苦笑いをして、彼女の言に肯定するように頷いた。
この後は少し休むべきだろう、次の書類はミスしましたでは洒落にならない。

「神代理央に私的に頼まれたことですからね。
 あ、これオフレコでお願いします。
 他人の手に任せて適当にされても困りますし。」

遠回しに、風紀の仕事ではないことを告げてみる。
本来であれば、私情で風紀委員の備品を使った調査は認められない。
今回はたまたまた、公安の方から情報が出ていたから都合よく乗っかっていただけに過ぎない。

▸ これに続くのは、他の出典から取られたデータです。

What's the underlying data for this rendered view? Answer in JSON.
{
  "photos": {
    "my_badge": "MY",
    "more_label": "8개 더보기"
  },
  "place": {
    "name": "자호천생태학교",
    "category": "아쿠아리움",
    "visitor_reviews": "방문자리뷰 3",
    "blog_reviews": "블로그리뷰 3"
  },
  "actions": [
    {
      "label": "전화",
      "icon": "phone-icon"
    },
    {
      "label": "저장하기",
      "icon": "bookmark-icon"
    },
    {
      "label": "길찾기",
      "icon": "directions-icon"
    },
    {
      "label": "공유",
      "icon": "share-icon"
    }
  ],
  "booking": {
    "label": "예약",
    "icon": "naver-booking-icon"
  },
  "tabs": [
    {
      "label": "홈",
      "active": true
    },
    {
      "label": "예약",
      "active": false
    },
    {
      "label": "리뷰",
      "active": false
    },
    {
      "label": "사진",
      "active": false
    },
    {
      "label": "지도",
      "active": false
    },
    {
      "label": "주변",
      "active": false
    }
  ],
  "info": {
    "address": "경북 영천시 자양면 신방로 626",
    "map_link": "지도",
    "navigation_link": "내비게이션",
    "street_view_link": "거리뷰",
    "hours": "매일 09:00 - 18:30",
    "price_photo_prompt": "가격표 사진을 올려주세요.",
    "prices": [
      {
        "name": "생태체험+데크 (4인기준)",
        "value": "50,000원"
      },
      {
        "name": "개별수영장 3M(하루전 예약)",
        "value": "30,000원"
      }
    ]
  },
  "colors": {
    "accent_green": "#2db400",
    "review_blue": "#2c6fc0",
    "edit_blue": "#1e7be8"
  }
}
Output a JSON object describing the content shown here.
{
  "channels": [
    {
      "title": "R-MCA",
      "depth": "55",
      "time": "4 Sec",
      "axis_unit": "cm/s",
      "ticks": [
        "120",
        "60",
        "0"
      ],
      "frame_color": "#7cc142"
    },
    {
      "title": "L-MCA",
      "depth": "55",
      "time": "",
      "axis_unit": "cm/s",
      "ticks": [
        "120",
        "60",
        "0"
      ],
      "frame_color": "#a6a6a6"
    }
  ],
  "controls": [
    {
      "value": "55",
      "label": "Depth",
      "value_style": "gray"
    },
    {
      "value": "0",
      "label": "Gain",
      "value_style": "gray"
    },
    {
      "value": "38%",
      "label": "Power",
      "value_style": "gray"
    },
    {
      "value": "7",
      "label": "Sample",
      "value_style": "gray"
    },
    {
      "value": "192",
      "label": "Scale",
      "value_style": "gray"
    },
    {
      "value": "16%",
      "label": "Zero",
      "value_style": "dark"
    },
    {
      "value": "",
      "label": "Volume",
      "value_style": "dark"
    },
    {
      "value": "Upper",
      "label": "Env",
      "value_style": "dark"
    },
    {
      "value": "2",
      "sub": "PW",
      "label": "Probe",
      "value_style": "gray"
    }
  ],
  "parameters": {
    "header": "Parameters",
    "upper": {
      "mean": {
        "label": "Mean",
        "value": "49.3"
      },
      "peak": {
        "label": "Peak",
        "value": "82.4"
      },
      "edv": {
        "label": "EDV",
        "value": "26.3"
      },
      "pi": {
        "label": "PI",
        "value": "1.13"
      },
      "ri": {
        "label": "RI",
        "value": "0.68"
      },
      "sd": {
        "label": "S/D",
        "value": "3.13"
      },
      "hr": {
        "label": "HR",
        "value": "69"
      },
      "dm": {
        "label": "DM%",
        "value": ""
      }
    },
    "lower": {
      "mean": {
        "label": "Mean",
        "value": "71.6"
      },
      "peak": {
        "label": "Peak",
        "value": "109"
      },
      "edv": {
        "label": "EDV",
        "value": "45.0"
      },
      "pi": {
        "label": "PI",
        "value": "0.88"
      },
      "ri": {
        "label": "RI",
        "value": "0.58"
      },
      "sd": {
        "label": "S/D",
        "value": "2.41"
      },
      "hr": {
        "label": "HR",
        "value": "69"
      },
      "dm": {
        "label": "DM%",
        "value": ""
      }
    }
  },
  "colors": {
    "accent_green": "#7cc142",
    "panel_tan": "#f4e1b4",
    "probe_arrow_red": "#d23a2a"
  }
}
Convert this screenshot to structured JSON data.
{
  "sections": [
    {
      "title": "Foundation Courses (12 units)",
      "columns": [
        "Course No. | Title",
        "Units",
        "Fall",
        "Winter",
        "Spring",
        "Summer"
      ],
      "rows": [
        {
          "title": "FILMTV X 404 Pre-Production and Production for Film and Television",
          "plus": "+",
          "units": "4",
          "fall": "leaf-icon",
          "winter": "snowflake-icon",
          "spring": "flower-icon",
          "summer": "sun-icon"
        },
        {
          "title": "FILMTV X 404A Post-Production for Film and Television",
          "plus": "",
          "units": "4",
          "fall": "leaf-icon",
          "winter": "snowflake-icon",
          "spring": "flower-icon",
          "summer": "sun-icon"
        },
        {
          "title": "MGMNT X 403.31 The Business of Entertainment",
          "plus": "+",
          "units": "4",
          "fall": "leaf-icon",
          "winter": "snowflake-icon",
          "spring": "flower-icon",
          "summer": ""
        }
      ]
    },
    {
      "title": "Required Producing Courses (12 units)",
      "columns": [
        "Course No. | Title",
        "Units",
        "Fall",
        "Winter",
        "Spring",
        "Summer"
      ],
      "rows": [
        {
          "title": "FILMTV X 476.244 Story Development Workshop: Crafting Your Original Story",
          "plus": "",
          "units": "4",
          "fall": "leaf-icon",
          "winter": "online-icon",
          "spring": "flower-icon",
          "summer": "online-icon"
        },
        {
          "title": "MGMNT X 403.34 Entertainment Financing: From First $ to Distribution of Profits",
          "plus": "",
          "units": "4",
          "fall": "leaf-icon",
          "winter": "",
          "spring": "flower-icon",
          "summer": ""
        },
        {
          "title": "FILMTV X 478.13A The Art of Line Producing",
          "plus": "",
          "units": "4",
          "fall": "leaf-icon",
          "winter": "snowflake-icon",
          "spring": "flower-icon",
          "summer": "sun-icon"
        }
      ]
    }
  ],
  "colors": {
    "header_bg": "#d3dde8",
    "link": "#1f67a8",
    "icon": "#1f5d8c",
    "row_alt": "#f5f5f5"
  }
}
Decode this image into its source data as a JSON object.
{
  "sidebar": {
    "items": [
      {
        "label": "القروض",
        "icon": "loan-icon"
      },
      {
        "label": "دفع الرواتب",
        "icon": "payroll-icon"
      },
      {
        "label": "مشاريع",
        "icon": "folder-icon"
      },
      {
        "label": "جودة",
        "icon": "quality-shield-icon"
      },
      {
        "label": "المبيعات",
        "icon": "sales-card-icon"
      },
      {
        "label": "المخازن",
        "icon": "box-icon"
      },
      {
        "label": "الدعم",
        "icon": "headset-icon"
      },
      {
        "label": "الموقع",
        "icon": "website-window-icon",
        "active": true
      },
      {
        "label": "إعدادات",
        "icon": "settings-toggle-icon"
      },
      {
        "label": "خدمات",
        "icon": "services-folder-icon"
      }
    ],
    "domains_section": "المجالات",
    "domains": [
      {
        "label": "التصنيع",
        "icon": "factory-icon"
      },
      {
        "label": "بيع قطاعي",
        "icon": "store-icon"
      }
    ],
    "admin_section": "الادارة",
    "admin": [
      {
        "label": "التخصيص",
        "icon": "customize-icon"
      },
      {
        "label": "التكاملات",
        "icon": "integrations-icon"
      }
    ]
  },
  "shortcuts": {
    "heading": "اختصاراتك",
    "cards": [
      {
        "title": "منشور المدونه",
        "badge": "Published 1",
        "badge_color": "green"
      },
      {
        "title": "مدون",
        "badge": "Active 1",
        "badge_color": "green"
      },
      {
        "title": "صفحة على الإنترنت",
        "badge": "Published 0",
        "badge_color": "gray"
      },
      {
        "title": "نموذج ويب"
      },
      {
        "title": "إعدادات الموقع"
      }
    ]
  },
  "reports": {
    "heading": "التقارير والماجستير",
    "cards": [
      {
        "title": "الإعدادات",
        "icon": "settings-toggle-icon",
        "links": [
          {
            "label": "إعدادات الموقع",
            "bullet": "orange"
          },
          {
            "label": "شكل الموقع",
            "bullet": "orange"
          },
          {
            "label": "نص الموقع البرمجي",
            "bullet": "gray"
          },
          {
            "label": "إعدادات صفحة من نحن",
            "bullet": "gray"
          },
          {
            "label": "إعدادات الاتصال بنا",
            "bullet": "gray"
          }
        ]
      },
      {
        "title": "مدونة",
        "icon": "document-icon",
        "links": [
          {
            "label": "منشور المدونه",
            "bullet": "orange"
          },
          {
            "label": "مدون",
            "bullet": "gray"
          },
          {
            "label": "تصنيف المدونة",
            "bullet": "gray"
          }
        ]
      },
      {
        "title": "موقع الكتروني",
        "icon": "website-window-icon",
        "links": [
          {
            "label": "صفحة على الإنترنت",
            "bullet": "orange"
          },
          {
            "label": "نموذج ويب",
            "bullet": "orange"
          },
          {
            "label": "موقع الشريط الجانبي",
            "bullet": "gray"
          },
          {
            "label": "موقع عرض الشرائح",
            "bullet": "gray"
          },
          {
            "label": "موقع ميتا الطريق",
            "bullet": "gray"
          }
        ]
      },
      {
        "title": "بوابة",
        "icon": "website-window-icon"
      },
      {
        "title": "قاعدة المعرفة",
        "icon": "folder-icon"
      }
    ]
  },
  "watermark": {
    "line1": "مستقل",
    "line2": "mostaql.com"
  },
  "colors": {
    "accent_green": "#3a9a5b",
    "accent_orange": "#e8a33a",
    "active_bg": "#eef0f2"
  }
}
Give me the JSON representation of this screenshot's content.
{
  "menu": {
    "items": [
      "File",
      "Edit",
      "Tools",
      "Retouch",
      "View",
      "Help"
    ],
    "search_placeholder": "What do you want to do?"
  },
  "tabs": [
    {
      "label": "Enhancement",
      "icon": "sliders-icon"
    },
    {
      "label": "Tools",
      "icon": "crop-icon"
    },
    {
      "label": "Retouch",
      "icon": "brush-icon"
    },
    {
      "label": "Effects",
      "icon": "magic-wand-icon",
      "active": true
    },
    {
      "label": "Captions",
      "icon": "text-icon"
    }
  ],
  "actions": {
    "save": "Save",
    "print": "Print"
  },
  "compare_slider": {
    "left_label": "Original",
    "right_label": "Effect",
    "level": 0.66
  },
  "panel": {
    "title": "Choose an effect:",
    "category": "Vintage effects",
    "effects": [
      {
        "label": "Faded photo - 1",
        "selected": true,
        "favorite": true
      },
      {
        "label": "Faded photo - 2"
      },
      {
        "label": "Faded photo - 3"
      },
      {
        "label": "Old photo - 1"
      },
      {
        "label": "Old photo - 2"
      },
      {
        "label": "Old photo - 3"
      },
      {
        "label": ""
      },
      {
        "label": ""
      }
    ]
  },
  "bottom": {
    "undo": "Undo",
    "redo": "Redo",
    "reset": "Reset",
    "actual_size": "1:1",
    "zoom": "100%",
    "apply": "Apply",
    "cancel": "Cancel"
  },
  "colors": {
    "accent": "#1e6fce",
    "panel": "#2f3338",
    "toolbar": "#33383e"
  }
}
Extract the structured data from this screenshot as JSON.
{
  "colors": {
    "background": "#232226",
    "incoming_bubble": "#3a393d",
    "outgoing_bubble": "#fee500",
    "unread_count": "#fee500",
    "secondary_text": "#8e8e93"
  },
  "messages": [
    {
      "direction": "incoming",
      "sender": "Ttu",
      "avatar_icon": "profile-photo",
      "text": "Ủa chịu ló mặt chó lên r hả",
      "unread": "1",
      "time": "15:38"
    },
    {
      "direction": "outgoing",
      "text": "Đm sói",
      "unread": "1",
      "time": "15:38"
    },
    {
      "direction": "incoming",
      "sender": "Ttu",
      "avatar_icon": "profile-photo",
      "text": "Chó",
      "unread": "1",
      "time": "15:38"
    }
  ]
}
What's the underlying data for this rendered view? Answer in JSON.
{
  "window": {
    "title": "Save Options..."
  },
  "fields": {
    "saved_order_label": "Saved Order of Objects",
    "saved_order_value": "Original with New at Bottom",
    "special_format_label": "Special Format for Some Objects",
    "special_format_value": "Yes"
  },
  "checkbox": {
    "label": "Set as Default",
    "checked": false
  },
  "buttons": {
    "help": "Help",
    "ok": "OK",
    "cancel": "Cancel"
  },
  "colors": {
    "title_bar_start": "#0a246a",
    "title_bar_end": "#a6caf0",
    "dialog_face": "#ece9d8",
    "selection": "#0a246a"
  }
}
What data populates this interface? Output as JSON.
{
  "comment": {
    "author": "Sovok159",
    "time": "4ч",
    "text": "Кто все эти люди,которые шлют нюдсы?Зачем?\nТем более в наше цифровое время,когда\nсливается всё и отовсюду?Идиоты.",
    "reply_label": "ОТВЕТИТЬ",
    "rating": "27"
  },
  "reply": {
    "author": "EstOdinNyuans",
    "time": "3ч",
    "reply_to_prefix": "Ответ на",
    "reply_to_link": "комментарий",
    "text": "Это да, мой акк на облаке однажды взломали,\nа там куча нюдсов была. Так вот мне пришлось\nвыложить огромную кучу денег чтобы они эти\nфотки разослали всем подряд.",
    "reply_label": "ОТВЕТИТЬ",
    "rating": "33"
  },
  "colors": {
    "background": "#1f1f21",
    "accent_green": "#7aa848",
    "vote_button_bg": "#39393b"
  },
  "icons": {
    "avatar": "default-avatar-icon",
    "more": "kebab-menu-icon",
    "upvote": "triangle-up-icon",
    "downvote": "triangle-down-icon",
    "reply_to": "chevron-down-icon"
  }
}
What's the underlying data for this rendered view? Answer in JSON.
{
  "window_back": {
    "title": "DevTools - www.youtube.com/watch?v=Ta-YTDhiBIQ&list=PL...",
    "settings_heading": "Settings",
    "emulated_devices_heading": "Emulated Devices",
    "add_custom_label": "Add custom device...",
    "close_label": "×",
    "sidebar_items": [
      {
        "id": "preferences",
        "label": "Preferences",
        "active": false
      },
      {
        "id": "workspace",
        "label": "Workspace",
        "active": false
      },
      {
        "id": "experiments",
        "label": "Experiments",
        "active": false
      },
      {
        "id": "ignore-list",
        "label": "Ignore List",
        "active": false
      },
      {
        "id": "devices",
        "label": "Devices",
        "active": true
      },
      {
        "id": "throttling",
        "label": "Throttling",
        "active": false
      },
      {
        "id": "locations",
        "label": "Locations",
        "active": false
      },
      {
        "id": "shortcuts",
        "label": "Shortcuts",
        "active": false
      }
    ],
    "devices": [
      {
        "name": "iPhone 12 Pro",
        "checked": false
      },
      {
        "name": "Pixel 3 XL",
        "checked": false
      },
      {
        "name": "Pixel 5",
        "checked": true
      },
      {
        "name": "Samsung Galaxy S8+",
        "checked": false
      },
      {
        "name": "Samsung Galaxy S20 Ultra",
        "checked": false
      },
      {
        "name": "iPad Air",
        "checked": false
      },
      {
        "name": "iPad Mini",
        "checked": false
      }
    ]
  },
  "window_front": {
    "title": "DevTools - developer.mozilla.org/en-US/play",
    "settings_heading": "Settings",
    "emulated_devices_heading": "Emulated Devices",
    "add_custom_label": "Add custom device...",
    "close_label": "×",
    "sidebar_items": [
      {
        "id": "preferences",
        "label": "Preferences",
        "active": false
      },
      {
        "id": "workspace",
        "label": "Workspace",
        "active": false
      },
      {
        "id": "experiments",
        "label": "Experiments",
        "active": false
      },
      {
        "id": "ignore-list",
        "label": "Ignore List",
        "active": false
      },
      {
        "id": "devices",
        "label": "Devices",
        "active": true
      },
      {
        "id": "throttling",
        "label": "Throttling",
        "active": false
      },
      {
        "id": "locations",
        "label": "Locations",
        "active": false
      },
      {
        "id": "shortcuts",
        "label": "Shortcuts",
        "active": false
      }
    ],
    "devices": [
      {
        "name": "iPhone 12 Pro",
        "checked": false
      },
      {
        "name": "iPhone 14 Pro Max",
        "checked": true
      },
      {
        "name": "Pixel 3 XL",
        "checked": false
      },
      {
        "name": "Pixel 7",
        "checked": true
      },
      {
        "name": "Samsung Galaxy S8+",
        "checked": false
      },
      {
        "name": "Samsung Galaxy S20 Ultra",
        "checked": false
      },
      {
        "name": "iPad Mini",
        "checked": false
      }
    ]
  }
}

あまりよくないところを見られてしまったなぁと、椅子の背もたれに寄り掛かった。

日下 葵 > 「随分ひっ迫しているんですねえ。
 ていうか、あーん。神代さんから。
 いやまぁ別に他の人に言いふらしたり、
 適当なお節介を焼くようなことはしませんけど」

彼からのお願いか。
ともなれば多少無理してでも仕事しちゃうか。
なんて見当違いに納得する。
兎角、下手に手伝っても迷惑だろう。
そう思ってこちらはこちらの仕事をすることにする。

「とはいえ、普段来ないから何の資料がどこにあるかわかりませんねえ。
 沙羅さん、ちょーっと申し訳ないんですけど、
 スラムや落第街にある、宗教施設や支援施設についての資料って、
 どこにあるか知りませんかね?」

疲労困憊の彼女に尋ねるのは少々気が引けるが、
これだけ資料を漁っているならどこかで見ただろう。

「なんだかそこの施設の人がどこか行っちゃったみたいなんですよねえ」

行方不明や拉致とも断定できないんでひとまず資料を探そうと思ったんですが。なんて。